Reputation: 60421
Consider the following code that benchmarks the addcarry
intrinsic:
// Preamble
#include <iostream>
// Addcarry wrapper
template <class C, class T>
C addcarry(C carry, T src0, T src1, T* dst)
{
unsigned long long int d = 0;
carry = __builtin_ia32_addcarryx_u64(carry, src0, src1, &d);
*dst = d;
return carry;
}
// Main function
int main(int argc, char* argv[])
{
// Initialization
unsigned long long int n = argc > 1 ? std::stoull(argv[1]) : 1ULL << 31;
unsigned char carry = 0;
unsigned long long int src1 = 0;
#ifdef NOSTOULL
unsigned long long int dst = 0;
#else
unsigned long long int dst = std::stoull("0");
#endif
// Computation
for (unsigned long long int src0 = 0; src0 < n; ++src0) {
src1 = dst;
#ifdef NOWRAPPER
carry = __builtin_ia32_addcarryx_u64(carry, src0, src1, &dst);
#else
carry = addcarry(carry, src0, src1, &dst);
#endif
}
// Finalization
return dst + carry;
}
I compile with the following command (where []
denote options):
[g++6.3.0/g++7.1.0] -Wall -Wextra -pedantic -O3 -g [-DNOSTOULL]
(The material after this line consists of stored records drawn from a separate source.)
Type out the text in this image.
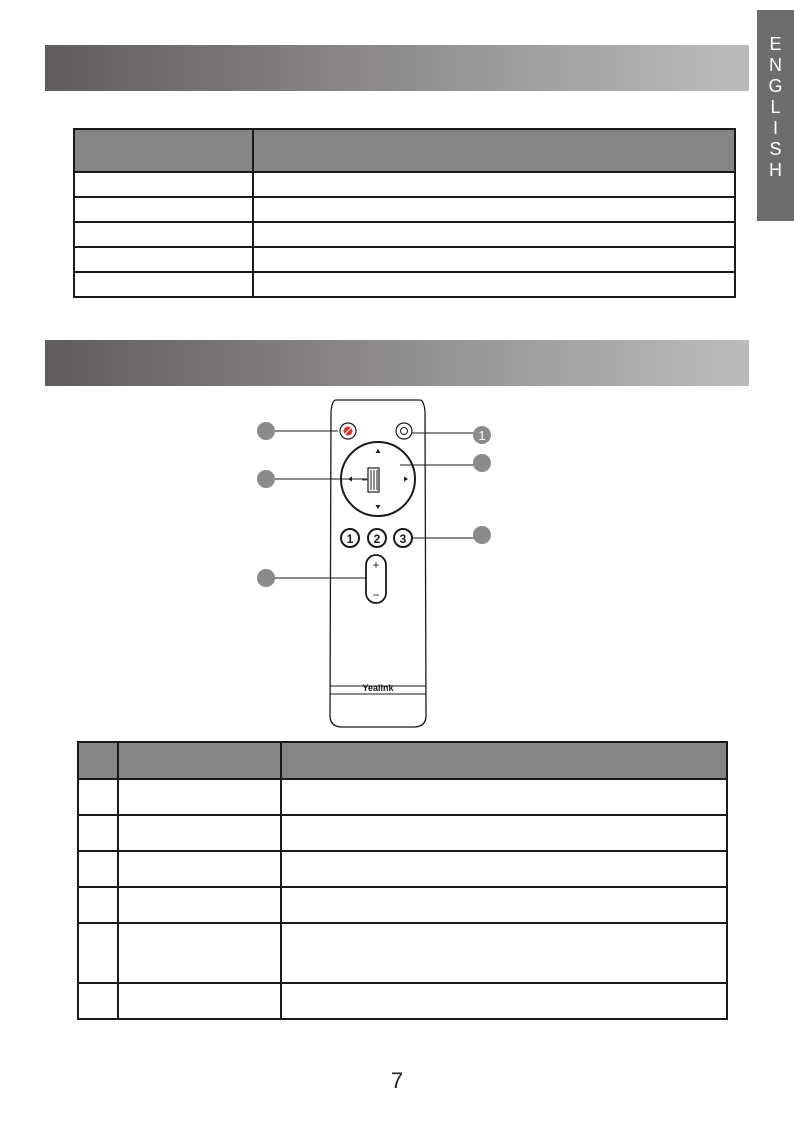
E
N
G
L
I
S
H

1 2 3
+
−
Yealink
1

7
[-DNOWRAPPER] addcarry_loop.cpp -o addcarry_loop -madx
And then I execute with:
time ./addcarry_loop
And I obtain the following real/user times (over several runs):
(1) [-DNOSTOULL] [-DNOWRAPPER] => ~0m2.64s
(2) [ ] [-DNOWRAPPER] => ~0m2.61s
(3) [-DNOSTOULL] [ ] => ~0m2.48s
(4) [ ] [ ] => ~0m1.86s
We can note that:
How to explain these results, and in particular the last one (which makes no sense to me). How initializing a variable with stoull
and wrapping a function can make the code faster?
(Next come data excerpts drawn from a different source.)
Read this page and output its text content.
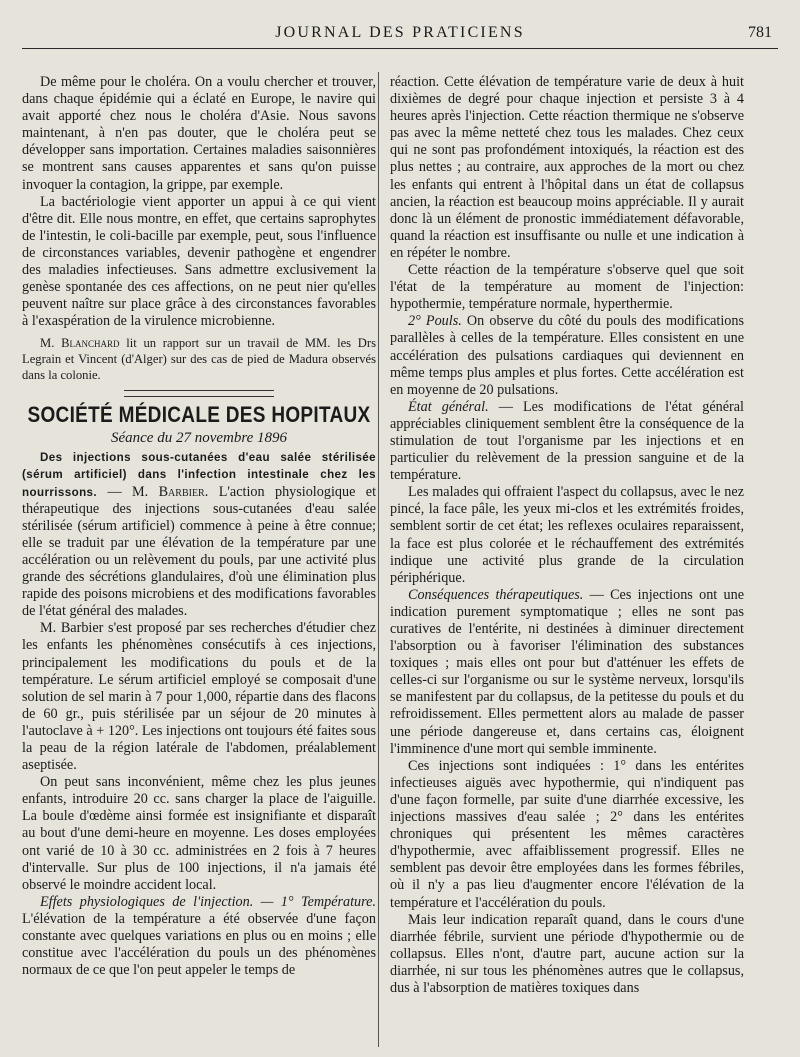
JOURNAL DES PRATICIENS	781

De même pour le choléra. On a voulu chercher et trouver, dans chaque épidémie qui a éclaté en Europe, le navire qui avait apporté chez nous le choléra d'Asie. Nous savons maintenant, à n'en pas douter, que le choléra peut se développer sans importation. Certaines maladies saisonnières se montrent sans causes apparentes et sans qu'on puisse invoquer la contagion, la grippe, par exemple.

La bactériologie vient apporter un appui à ce qui vient d'être dit. Elle nous montre, en effet, que certains saprophytes de l'intestin, le coli-bacille par exemple, peut, sous l'influence de circonstances variables, devenir pathogène et engendrer des maladies infectieuses. Sans admettre exclusivement la genèse spontanée des ces affections, on ne peut nier qu'elles peuvent naître sur place grâce à des circonstances favorables à l'exaspération de la virulence microbienne.

M. Blanchard lit un rapport sur un travail de MM. les Drs Legrain et Vincent (d'Alger) sur des cas de pied de Madura observés dans la colonie.

SOCIÉTÉ MÉDICALE DES HOPITAUX
Séance du 27 novembre 1896

Des injections sous-cutanées d'eau salée stérilisée (sérum artificiel) dans l'infection intestinale chez les nourrissons. — M. Barbier. L'action physiologique et thérapeutique des injections sous-cutanées d'eau salée stérilisée (sérum artificiel) commence à peine à être connue; elle se traduit par une élévation de la température par une accélération ou un relèvement du pouls, par une activité plus grande des sécrétions glandulaires, d'où une élimination plus rapide des poisons microbiens et des modifications favorables de l'état général des malades.

M. Barbier s'est proposé par ses recherches d'étudier chez les enfants les phénomènes consécutifs à ces injections, principalement les modifications du pouls et de la température. Le sérum artificiel employé se composait d'une solution de sel marin à 7 pour 1,000, répartie dans des flacons de 60 gr., puis stérilisée par un séjour de 20 minutes à l'autoclave à + 120°. Les injections ont toujours été faites sous la peau de la région latérale de l'abdomen, préalablement aseptisée.

On peut sans inconvénient, même chez les plus jeunes enfants, introduire 20 cc. sans charger la place de l'aiguille. La boule d'œdème ainsi formée est insignifiante et disparaît au bout d'une demi-heure en moyenne. Les doses employées ont varié de 10 à 30 cc. administrées en 2 fois à 7 heures d'intervalle. Sur plus de 100 injections, il n'a jamais été observé le moindre accident local.

Effets physiologiques de l'injection. — 1° Température. L'élévation de la température a été observée d'une façon constante avec quelques variations en plus ou en moins ; elle constitue avec l'accélération du pouls un des phénomènes normaux de ce que l'on peut appeler le temps de

réaction. Cette élévation de température varie de deux à huit dixièmes de degré pour chaque injection et persiste 3 à 4 heures après l'injection. Cette réaction thermique ne s'observe pas avec la même netteté chez tous les malades. Chez ceux qui ne sont pas profondément intoxiqués, la réaction est des plus nettes ; au contraire, aux approches de la mort ou chez les enfants qui entrent à l'hôpital dans un état de collapsus ancien, la réaction est beaucoup moins appréciable. Il y aurait donc là un élément de pronostic immédiatement défavorable, quand la réaction est insuffisante ou nulle et une indication à en répéter le nombre.

Cette réaction de la température s'observe quel que soit l'état de la température au moment de l'injection: hypothermie, température normale, hyperthermie.

2° Pouls. On observe du côté du pouls des modifications parallèles à celles de la température. Elles consistent en une accélération des pulsations cardiaques qui deviennent en même temps plus amples et plus fortes. Cette accélération est en moyenne de 20 pulsations.

État général. — Les modifications de l'état général appréciables cliniquement semblent être la conséquence de la stimulation de tout l'organisme par les injections et en particulier du relèvement de la pression sanguine et de la température.

Les malades qui offraient l'aspect du collapsus, avec le nez pincé, la face pâle, les yeux mi-clos et les extrémités froides, semblent sortir de cet état; les reflexes oculaires reparaissent, la face est plus colorée et le réchauffement des extrémités indique une activité plus grande de la circulation périphérique.

Conséquences thérapeutiques. — Ces injections ont une indication purement symptomatique ; elles ne sont pas curatives de l'entérite, ni destinées à diminuer directement l'absorption ou à favoriser l'élimination des substances toxiques ; mais elles ont pour but d'atténuer les effets de celles-ci sur l'organisme ou sur le système nerveux, lorsqu'ils se manifestent par du collapsus, de la petitesse du pouls et du refroidissement. Elles permettent alors au malade de passer une période dangereuse et, dans certains cas, éloignent l'imminence d'une mort qui semble imminente.

Ces injections sont indiquées : 1° dans les entérites infectieuses aiguës avec hypothermie, qui n'indiquent pas d'une façon formelle, par suite d'une diarrhée excessive, les injections massives d'eau salée ; 2° dans les entérites chroniques qui présentent les mêmes caractères d'hypothermie, avec affaiblissement progressif. Elles ne semblent pas devoir être employées dans les formes fébriles, où il n'y a pas lieu d'augmenter encore l'élévation de la température et l'accélération du pouls.

Mais leur indication reparaît quand, dans le cours d'une diarrhée fébrile, survient une période d'hypothermie ou de collapsus. Elles n'ont, d'autre part, aucune action sur la diarrhée, ni sur tous les phénomènes autres que le collapsus, dus à l'absorption de matières toxiques dans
Note: experiments with other compilers/other architectures are welcome (adx
instruction set needed).
EDIT: Given the commentaries, I updated the code, extracting the loop from the main function:
// Preamble
#include <iostream>
// Addcarry wrapper
template <class C, class T>
C addcarry(C carry, T src0, T src1, T* dst)
{
unsigned long long int d = 0;
carry = __builtin_ia32_addcarryx_u64(carry, src0, src1, &d);
*dst = d;
return carry;
}
// Compute
unsigned long long int compute(unsigned long long int n)
{
// Initialization
unsigned char carry = 0;
unsigned long long int src1 = 0;
#ifdef NOSTOULL
unsigned long long int dst = 0;
#else
unsigned long long int dst = std::stoull("0");
#endif
// Computation
for (unsigned long long int src0 = 0; src0 < n; ++src0) {
src1 = dst;
#ifdef NOWRAPPER
carry = __builtin_ia32_addcarryx_u64(carry, src0, src1, &dst);
#else
carry = addcarry(carry, src0, src1, &dst);
#endif
}
// Finalization
return dst + carry;
}
// Main function
int main(int argc, char* argv[])
{
return compute(argc > 1 ? std::stoull(argv[1]) : 1ULL << 31);
}
The assembly corresponding to the loop seems a little be different. On the following image, the left side corresponds to empty options [] []
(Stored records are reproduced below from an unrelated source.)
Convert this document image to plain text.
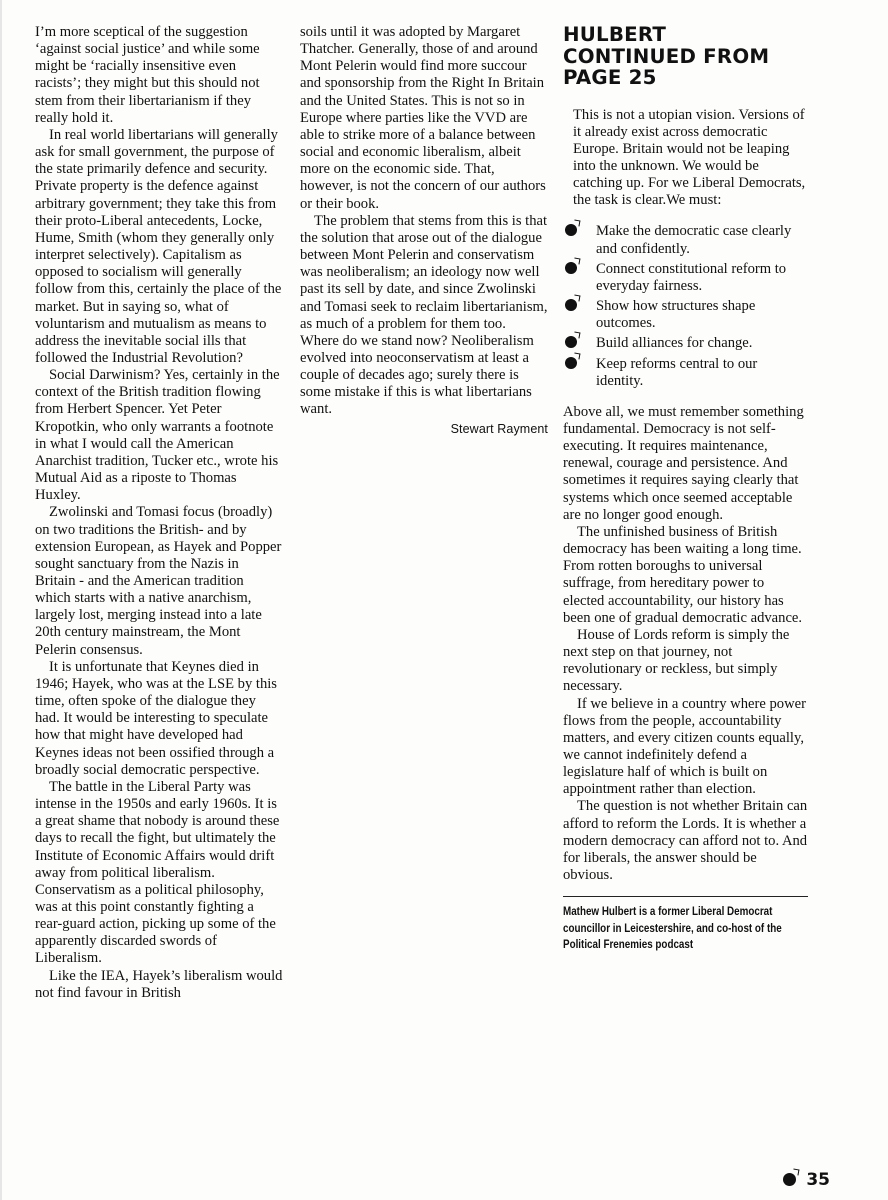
I’m more sceptical of the suggestion ‘against social justice’ and while some might be ‘racially insensitive even racists’; they might but this should not stem from their libertarianism if they really hold it.

In real world libertarians will generally ask for small government, the purpose of the state primarily defence and security. Private property is the defence against arbitrary government; they take this from their proto-Liberal antecedents, Locke, Hume, Smith (whom they generally only interpret selectively). Capitalism as opposed to socialism will generally follow from this, certainly the place of the market. But in saying so, what of voluntarism and mutualism as means to address the inevitable social ills that followed the Industrial Revolution?

Social Darwinism? Yes, certainly in the context of the British tradition flowing from Herbert Spencer. Yet Peter Kropotkin, who only warrants a footnote in what I would call the American Anarchist tradition, Tucker etc., wrote his Mutual Aid as a riposte to Thomas Huxley.

Zwolinski and Tomasi focus (broadly) on two traditions the British- and by extension European, as Hayek and Popper sought sanctuary from the Nazis in Britain - and the American tradition which starts with a native anarchism, largely lost, merging instead into a late 20th century mainstream, the Mont Pelerin consensus.

It is unfortunate that Keynes died in 1946; Hayek, who was at the LSE by this time, often spoke of the dialogue they had. It would be interesting to speculate how that might have developed had Keynes ideas not been ossified through a broadly social democratic perspective.

The battle in the Liberal Party was intense in the 1950s and early 1960s. It is a great shame that nobody is around these days to recall the fight, but ultimately the Institute of Economic Affairs would drift away from political liberalism. Conservatism as a political philosophy, was at this point constantly fighting a rear-guard action, picking up some of the apparently discarded swords of Liberalism.

Like the IEA, Hayek’s liberalism would not find favour in British

soils until it was adopted by Margaret Thatcher. Generally, those of and around Mont Pelerin would find more succour and sponsorship from the Right In Britain and the United States. This is not so in Europe where parties like the VVD are able to strike more of a balance between social and economic liberalism, albeit more on the economic side. That, however, is not the concern of our authors or their book.

The problem that stems from this is that the solution that arose out of the dialogue between Mont Pelerin and conservatism was neoliberalism; an ideology now well past its sell by date, and since Zwolinski and Tomasi seek to reclaim libertarianism, as much of a problem for them too. Where do we stand now? Neoliberalism evolved into neoconservatism at least a couple of decades ago; surely there is some mistake if this is what libertarians want.

Stewart Rayment
HULBERT
CONTINUED FROM
PAGE 25

This is not a utopian vision. Versions of it already exist across democratic Europe. Britain would not be leaping into the unknown. We would be catching up. For we Liberal Democrats, the task is clear.We must:

Make the democratic case clearly and confidently.
Connect constitutional reform to everyday fairness.
Show how structures shape outcomes.
Build alliances for change.
Keep reforms central to our identity.

Above all, we must remember something fundamental. Democracy is not self-executing. It requires maintenance, renewal, courage and persistence. And sometimes it requires saying clearly that systems which once seemed acceptable are no longer good enough.

The unfinished business of British democracy has been waiting a long time. From rotten boroughs to universal suffrage, from hereditary power to elected accountability, our history has been one of gradual democratic advance.

House of Lords reform is simply the next step on that journey, not revolutionary or reckless, but simply necessary.

If we believe in a country where power flows from the people, accountability matters, and every citizen counts equally, we cannot indefinitely defend a legislature half of which is built on appointment rather than election.

The question is not whether Britain can afford to reform the Lords. It is whether a modern democracy can afford not to. And for liberals, the answer should be obvious.

Mathew Hulbert is a former Liberal Democrat councillor in Leicestershire, and co-host of the Political Frenemies podcast
35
while the right side corresponds to [] [-DNOWRAPPER]
(the left side is the "fast" one, the right one is the "slow" one).
Upvotes: 1
Views: 310
Reputation: 29960
I cannot reproduce your results, I've tried gcc 6.3.0, and gcc 7.1.0. Here, all your variants run at the same speed. However, for some reason, your disassembly differs from mine. Looking at your disassembly, it has some strange things. For example, on the left side, at 0x400d7d, there's an unnecessary memory move: it could be moved out after the loop. Certainly, a good programmer could write a better code here (the best code in this case is to remove the loop completely, and apply the mathematical formula for it).
In my opinion, compilers are still not good enough. They becomes better and better (great work compiler developers!), but sometimes they generate code far from optimal.
Here's my last experience: I've written a huffman decoder. Clang generated a code which run at almost half speed than GCC's one. This is a big difference. I've checked disassembly, and clang tried to "merge" two 32-bit variables into 64-bit registers (maybe it tried so hard to avoid using the stack?). I've modified the code little bit, then clang code suddenly became a little bit faster than GCC's one.
When creating such a little loop as yours, every little detail matters. Modifying the code little bit can cause a huge speed difference. And maybe the same compiled code behaves differently on a different processor (Intel/AMD).
My suggestion is this: when writing performance sensitive loop, try to put the loop into a separate function. This function should not contain any prologue or epilogue code, just the loop. This way you can help the compiler to optimize better (to use registers as efficiently as possible). My huffman decoder become 20% faster using this technique. I'm not saying that you should stick to this rule 100%, but usually it works for me.
Upvotes: 1